Despite claims by the food industry that irradiation is widely considered safe, many prominent scientists have argued that serious toxicity questions remain unanswered.
“Consumption of an improper diet, together with food that contains 2-ACBs, which act as a tumor promoter, can increase the risk for the development of colon cancer,” said Professor William W. Au, Ph.D., of the Department of Preventive Medicine at the University of Texas Medical Branch in Galveston, Texas. “Without a systematic investigation in the population, this serious concern has not been addressed yet.”
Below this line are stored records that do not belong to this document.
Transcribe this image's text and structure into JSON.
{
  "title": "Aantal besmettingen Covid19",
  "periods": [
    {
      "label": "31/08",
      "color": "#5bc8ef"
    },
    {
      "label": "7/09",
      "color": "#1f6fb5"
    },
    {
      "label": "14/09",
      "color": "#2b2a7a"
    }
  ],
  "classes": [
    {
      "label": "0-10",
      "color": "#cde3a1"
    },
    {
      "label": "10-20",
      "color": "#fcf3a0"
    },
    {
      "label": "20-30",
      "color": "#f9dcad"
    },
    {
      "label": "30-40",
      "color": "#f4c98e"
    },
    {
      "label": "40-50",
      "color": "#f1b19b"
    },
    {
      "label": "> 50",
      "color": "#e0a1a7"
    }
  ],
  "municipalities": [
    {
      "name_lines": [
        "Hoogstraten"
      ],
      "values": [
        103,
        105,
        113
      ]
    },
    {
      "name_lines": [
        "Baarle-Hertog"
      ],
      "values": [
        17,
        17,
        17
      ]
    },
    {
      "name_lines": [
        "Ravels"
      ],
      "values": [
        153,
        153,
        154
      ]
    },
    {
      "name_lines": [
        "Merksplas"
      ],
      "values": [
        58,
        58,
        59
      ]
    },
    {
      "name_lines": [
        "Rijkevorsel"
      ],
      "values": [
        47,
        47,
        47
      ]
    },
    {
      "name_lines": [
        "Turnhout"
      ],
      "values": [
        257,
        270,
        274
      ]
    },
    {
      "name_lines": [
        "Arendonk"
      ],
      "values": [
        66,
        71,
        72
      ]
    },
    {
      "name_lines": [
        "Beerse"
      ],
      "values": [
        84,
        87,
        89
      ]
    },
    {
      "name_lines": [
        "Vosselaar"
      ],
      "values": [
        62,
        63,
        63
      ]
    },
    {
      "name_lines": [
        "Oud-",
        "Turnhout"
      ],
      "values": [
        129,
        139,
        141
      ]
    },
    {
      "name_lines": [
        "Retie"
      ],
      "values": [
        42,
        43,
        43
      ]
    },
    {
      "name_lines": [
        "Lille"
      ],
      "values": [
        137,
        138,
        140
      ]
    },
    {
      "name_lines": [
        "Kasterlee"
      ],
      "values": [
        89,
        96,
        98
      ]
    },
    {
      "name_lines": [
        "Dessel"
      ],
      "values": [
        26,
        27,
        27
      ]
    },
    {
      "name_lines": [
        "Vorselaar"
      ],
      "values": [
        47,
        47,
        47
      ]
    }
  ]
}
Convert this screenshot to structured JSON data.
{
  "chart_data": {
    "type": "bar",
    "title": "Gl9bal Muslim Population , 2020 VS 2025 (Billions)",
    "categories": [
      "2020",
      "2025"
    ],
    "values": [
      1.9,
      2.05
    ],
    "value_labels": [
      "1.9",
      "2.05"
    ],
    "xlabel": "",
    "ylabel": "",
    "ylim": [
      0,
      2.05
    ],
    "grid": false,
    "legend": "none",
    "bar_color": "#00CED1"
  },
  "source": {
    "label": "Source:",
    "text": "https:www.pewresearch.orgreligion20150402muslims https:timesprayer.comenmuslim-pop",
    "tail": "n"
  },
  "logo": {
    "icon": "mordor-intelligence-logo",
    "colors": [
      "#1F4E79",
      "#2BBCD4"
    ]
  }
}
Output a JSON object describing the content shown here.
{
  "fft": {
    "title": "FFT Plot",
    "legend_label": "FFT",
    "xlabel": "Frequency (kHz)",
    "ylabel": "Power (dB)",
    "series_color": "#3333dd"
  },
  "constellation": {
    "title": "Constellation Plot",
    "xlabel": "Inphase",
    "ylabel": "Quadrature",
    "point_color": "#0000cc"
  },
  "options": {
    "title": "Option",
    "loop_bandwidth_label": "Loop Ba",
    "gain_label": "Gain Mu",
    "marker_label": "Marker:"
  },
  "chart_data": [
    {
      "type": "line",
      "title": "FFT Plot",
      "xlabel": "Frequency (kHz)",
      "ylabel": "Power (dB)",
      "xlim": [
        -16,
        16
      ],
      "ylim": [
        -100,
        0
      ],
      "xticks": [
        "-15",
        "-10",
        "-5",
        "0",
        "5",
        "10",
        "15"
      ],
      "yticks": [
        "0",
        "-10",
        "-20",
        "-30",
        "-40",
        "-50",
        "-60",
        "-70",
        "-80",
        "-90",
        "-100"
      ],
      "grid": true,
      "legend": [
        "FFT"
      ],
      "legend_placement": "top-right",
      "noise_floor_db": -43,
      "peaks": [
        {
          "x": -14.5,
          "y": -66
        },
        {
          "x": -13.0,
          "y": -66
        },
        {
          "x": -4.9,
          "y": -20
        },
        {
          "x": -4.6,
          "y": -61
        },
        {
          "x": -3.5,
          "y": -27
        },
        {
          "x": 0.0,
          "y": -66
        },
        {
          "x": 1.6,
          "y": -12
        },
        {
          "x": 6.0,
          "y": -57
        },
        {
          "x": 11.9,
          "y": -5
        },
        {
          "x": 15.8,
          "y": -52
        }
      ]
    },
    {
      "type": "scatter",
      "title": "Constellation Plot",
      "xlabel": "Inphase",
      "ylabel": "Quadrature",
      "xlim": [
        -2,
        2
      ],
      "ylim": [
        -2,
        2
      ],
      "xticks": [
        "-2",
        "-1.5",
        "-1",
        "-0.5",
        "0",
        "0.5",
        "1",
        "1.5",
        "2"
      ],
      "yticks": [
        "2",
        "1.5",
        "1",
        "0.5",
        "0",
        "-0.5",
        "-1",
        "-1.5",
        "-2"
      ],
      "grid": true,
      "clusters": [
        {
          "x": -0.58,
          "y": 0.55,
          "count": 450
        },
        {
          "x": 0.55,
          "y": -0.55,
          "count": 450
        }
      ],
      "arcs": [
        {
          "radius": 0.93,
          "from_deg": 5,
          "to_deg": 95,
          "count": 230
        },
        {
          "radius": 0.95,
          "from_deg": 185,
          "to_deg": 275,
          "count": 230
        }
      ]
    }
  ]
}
Chinthalapally V. Rao, Ph.D., of the Institute for Cancer Prevention in Valhalla, N.Y., stated in a June 9 written opinion: “A full-length study investigating the cancer promoting effects of 2-ACBs in irradiated foods, per se, and their mechanisms of action is urgently needed to address public health concerns.”
The groups released the report as part of an international effort to raise public awareness of food irradiation. A network of consumer, public interest and citizen groups is holding a series of educational events, rallies and protests this week to recognize the global impacts of food irradiation.
SureBeam and Food Technology Service distribute irradiated ground beef to stores in 45 states. The four retail chains where the beef was purchased for testing sell irradiated beef in Minnesota, South Dakota, New York, Alabama, Florida, Georgia, South Carolina, Tennessee, Delaware, Maryland, Virginia, and Washington, D.C.